Tort reform groups evade campaign finance laws

The American Tort Reform Association and the American Justice Partnership, a wing of the National Association of Manufacturers, pumped more than $700,000 into Illinois judicial elections last year. But oops! The erstwhile nonprofit groups forgot to disclose where they got the cash, according to a new story in the St. Louis Post-Dispatch. Apparently the groups were still operating under the old rules, which allowed big corporations to hide their donations to judges by giving money to nonprofit groups, which then made the donations.
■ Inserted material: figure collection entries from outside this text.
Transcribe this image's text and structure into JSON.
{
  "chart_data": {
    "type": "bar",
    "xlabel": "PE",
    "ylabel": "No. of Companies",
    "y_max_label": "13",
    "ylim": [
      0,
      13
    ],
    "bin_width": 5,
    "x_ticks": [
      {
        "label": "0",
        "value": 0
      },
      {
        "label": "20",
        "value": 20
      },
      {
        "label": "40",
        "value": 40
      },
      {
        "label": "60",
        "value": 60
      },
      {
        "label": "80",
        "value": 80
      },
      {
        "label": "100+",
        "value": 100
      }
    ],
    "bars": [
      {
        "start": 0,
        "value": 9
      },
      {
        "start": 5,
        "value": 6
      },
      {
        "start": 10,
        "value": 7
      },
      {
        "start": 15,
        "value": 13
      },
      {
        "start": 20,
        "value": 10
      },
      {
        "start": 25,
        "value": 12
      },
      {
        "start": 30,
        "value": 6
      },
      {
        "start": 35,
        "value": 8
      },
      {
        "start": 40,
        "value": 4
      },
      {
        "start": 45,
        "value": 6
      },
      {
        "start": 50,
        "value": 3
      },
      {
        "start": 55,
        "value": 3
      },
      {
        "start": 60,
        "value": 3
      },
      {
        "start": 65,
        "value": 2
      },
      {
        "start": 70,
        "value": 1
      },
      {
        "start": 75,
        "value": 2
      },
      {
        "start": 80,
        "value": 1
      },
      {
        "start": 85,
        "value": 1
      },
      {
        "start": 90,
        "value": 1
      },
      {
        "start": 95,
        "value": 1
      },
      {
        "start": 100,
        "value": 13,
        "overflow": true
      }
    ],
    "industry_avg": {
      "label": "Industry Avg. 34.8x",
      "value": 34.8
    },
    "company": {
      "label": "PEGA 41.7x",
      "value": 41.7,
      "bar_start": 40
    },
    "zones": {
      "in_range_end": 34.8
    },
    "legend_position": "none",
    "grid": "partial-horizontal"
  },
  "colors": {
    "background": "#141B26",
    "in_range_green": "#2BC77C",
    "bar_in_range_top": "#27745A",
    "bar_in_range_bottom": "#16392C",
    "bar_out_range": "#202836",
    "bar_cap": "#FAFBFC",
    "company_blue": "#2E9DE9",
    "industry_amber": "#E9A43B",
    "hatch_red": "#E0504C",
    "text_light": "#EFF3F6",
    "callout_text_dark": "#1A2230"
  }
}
But Illinois lawmakers changed the rules after the slugfest in 2004 between Gordon Maag and Lloyd Kaminer for a seat on the state supreme court. That race was the mostly costly in the nation, eating up $9 million. Now, nonprofits that make campaign donations have to also disclose their funding sources. According to the Post-Dispatch, the Justice Partnership intends to maybe disclose its funders, but ATRA, whose main spokespeople, Victor Schwartz and Sherman "Tiger" Joyce, are nearly always on hand for a snarky comment about lawsuits and lawyers, apparently couldn't be found to answer the reporter's questions. I hope the Post-Dispatch follows this story to see whether the groups ever do the paperwork. ATRA has long tried to downplay the fact that a big chunk of its money comes from tobacco companies. Their financial disclosure forms ought to be mighty interesting!

February 02, 2007

The ABA on ATLA's name change

Trial lawyers are again in the news this week. The ABA Journal features a long story this month on the back story behind the Association of Trial Lawyers of America's name change (now the American Association for Justice, not to be confused with the American Justice Partnership or the Institute for Justice or....) One question the article doesn't answer: How much did the lawyers pay to buy the URL justice.org? I bet that one was a small fortune.